Was sind bessere Lerngelegenheiten für Kindergartenkinder? Einer wissenschaftlichen Untersuchung zufolge ist die Verknüpfung von Alltagssituationen mit naturwissenschaftlichen Experimenten, in denen das Phänomen beobachtet werden kann, im Vergleich zu Experimenten ohne Alltagsbezug sowie reiner alltagsbezogener Förderung ohne Experimentieren besonders förderlich für die naturwissenschaftliche Kompetenzentwicklung der Kinder (Steffensky, Lankes, Carstensen & Nölke, 2012). Dieses Ergebnis kann wie folgt erklärt werden: Alltagssituationen sind als naturwissenschaftliche Lerngelegenheiten gut geeignet, weil die Kinder durch Reflexion eigener Ideen, Vorgehensweisen und Ergebnisse kognitiv angeregt werden und dadurch praktische Handlungen lernwirksam werden. Allerdings erscheint es bei einer reinen alltagsorientierten Förderung für die Kinder schwierig, den wesentlichen naturwissenschaftlichen Aspekt der Alltagssituation zu erkennen. Kontexte wie z.B. die Rahmenhandlung eines Bilderbuchs lenken möglicherweise vom naturwissenschaftlichen Inhalt ab. Zudem zeichnet sich eine alltagsorientierte Förderung durch weniger Strukturierung aus. Aus der Forschung ist bekannt, dass Strukturierungsmaßnahmen (z.B. die Hervorhebung wichtiger Aspekte) wichtig sind, um Kinder im Elementarbereich nicht zu überfordern. Experimente folgen einem bestimmten Ablaufschema und sind daher strukturierter als situationsorientierte Fördermaßnahmen. Dadurch können die Kinder einzelne Aspekte leichter bearbeiten und so zu einem besseren Lernergebnis gelangen. Als Fazit kann festgehalten werden, dass die Kombination aus alltagsorientierter Förderung und Experimentieren sehr gute Lerngelegenheiten für Kindergartenkinder darstellen.
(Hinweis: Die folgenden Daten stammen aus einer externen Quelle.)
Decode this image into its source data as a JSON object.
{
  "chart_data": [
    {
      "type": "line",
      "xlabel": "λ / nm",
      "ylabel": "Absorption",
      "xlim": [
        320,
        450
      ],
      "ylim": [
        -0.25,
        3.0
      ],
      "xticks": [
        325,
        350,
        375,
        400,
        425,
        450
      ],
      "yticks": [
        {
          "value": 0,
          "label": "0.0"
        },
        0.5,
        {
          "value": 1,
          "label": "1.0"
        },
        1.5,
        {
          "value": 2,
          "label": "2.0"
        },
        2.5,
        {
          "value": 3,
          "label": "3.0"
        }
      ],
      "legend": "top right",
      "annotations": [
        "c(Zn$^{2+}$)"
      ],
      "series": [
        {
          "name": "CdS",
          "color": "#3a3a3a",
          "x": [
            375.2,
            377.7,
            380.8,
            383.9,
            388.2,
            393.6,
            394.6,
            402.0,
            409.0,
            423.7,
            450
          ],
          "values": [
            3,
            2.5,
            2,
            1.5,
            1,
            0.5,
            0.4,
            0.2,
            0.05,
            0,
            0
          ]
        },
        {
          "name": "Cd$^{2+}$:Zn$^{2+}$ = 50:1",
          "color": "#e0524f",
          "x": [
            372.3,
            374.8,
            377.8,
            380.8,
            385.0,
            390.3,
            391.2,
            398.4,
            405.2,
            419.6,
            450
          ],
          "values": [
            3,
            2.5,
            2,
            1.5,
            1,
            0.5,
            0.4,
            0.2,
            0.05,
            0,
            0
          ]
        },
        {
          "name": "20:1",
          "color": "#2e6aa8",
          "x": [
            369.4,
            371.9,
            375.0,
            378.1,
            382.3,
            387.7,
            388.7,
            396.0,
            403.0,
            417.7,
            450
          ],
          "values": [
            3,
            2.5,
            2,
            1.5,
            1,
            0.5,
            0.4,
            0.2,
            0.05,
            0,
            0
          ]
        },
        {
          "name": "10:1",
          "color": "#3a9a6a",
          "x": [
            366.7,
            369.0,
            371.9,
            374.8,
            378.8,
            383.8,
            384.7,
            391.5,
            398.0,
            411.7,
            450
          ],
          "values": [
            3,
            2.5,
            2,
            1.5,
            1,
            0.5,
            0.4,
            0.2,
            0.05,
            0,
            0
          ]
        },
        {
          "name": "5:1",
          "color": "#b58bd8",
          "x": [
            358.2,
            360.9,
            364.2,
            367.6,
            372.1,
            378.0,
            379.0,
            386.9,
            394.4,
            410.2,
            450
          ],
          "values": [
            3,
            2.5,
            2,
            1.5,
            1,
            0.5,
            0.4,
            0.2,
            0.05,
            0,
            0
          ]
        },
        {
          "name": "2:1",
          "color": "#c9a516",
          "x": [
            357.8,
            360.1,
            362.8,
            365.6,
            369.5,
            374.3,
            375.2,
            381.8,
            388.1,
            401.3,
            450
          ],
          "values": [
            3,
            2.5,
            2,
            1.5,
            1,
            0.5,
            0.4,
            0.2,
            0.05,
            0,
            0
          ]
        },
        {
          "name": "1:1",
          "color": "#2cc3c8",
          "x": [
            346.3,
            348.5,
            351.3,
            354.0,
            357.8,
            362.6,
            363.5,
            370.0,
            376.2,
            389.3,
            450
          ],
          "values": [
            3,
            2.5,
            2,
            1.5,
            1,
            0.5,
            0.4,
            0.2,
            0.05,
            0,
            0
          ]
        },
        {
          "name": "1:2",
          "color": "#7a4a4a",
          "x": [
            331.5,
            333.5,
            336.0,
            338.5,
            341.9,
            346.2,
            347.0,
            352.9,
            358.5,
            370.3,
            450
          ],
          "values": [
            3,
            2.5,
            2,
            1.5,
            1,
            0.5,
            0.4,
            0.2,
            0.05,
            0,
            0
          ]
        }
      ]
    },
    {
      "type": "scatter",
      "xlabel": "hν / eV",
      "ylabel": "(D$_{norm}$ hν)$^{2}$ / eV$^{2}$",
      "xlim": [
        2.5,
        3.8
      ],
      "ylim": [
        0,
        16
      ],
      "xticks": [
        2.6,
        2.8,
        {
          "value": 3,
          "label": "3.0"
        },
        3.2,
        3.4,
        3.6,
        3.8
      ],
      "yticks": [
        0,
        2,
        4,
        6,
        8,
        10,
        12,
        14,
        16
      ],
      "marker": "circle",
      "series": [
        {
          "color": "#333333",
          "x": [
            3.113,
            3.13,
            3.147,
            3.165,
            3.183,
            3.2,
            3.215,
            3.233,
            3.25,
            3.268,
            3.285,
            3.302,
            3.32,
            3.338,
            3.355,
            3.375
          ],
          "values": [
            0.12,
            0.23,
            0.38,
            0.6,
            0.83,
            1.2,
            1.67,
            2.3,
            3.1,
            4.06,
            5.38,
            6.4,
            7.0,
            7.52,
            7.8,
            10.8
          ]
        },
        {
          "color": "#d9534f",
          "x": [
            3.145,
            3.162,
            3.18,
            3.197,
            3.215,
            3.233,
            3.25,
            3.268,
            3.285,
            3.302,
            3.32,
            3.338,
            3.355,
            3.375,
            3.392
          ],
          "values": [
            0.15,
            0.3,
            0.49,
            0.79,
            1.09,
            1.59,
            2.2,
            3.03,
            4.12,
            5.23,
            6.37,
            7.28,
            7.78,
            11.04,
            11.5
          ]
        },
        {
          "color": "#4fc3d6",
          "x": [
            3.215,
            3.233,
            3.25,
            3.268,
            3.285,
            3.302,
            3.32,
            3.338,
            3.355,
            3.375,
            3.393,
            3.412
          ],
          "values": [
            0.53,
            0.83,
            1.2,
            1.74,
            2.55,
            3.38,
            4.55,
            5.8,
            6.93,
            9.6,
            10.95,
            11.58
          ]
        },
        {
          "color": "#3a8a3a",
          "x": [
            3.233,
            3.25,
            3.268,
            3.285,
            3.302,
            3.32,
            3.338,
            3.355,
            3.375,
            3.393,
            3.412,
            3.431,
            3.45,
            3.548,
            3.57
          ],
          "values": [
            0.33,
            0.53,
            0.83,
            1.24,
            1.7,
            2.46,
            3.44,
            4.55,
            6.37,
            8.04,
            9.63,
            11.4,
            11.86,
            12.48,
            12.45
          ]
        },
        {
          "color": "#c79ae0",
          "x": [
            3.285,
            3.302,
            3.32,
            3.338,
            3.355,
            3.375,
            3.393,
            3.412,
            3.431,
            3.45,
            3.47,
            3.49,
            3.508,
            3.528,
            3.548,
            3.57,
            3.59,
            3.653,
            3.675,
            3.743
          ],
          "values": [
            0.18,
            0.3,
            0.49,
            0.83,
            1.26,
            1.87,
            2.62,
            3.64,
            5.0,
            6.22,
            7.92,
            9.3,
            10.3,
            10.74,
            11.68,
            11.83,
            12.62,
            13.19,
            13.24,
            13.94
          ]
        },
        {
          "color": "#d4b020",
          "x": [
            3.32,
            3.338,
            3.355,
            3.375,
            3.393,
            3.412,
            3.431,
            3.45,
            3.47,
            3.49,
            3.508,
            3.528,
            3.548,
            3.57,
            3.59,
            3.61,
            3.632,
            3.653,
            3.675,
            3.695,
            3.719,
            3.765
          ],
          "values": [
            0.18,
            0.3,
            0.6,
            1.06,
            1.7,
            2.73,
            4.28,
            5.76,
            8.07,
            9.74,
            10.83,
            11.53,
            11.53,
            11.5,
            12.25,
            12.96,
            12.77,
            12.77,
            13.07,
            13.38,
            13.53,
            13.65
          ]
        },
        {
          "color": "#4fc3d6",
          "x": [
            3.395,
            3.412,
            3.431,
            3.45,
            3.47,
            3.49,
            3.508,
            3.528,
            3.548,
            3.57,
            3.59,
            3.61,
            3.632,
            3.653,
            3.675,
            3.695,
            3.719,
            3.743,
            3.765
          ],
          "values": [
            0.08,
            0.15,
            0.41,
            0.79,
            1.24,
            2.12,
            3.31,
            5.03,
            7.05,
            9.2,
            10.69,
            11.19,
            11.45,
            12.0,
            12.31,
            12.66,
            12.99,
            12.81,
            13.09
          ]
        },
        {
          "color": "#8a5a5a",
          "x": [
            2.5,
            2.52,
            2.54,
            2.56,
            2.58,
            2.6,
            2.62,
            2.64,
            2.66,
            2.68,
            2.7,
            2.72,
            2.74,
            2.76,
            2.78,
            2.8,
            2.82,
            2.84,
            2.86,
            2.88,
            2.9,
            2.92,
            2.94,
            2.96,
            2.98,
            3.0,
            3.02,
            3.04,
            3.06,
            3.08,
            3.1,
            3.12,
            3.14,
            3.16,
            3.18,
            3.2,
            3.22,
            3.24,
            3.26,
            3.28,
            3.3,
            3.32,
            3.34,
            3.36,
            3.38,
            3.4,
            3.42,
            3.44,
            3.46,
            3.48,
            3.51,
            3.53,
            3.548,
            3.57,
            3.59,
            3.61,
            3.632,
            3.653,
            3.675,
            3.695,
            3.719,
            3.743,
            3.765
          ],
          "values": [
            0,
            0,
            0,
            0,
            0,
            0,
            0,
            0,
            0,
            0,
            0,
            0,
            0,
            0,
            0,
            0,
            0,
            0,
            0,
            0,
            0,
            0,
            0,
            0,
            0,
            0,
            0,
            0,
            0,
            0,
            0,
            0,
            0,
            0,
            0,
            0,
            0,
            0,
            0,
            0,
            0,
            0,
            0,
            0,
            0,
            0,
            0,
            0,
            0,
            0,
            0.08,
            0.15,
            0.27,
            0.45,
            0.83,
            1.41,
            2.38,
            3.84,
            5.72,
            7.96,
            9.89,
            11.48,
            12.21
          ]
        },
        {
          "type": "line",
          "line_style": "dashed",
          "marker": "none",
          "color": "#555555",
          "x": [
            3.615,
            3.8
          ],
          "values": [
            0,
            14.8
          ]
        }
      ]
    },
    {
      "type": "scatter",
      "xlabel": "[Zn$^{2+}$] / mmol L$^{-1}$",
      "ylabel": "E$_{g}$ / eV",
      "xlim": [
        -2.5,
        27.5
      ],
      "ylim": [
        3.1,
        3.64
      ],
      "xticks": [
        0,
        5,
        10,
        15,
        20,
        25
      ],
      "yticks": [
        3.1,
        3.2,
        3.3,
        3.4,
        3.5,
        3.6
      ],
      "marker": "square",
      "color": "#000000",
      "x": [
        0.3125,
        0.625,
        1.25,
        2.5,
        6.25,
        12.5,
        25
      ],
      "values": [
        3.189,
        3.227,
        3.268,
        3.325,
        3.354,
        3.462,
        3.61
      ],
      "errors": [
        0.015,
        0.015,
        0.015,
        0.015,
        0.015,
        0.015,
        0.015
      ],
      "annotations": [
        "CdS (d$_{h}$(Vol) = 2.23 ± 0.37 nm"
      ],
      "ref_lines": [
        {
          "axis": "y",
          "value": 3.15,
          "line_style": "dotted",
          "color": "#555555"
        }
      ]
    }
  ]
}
Ausmaß naturwissenschaftlicher Förderung im Kindergarten

In der BiKS-Studie wurden die Erzieherinnen (N=97) gebeten, einen Tag lang ein Tagebuch über die Aktivitäten zu führen. Sie sollten im Viertelstunden-Takt (neben weiteren Aspekten) protokollieren, mit welcher der 22 vorgegebenen Aktivitäten (z.B. Puzzeln, Rollenspiel, Informationsaustausch mit Eltern, Vorbereitungszeit) sie an diesem Tag (Zeitraum 6 bis 21 Uhr) überwiegend beschäftigt sind. Folgende Aktivitäten wurden für den Bereich „Naturwissenschaftliche Aktivitäten“ ausgewählt: Experimente/Naturerfahrungen, Spiele mit Sand/Wasser, Exkursionen.

Zu den Ergebnissen: „Experimente und Naturerfahrungen“ werden im Schnitt ca. 11 Minuten am Tag gemacht. In Abbildung 2 ist die Aufteilung in Minutenabschnitten dargestellt. Es fällt auf, dass der Großteil der Erzieherinnen (79%) angibt, keine Experimente/Naturerfahrungen am Protokolltag angeboten zu haben. Ein geringer Anteil von 5% führt solche Aktivitäten 75 bis 120 Minuten lang durch. Spiele mit Sand/Wasser finden am Tag ca. 16 Minuten statt. Hervorzuheben ist hier die große Spannbreite. Über 70% geben an, keine Spiele mit Sand/Wasser angeboten zu haben. Allerdings finden sich in BiKS auch knapp 25% Erzieherinnen, die in solche Aktivitäten bis zu einer Stunde involviert sind und ein geringer Anteil sogar noch länger. Exkursionen wurden am Protokolltag im Durschnitt sechs Minuten lang gemacht. 89% der befragten Erzieherinnen geben an, keine Exkursion gemacht zu haben und 11% berichten von Exkursionen mit einer Dauer von maximal zwei Stunden.

Fasst man diese drei Bereiche zusammen, so zeigt sich, dass diese Aktivitäten durchschnittlich ca. 33 Minuten am Tag stattfinden, wobei die Kindergärten sehr unterschiedlich sind. 18% geben naturwissenschaftliche Aktivitäten als ihre Hauptaktivität über einen Zeitraum von 15 Minuten bis zu einer Stunde an. Ein geringer Anteil von 6% protokolliert naturwissenschaftliche Aktivitäten sogar mehr als 2 Stunden am Tag.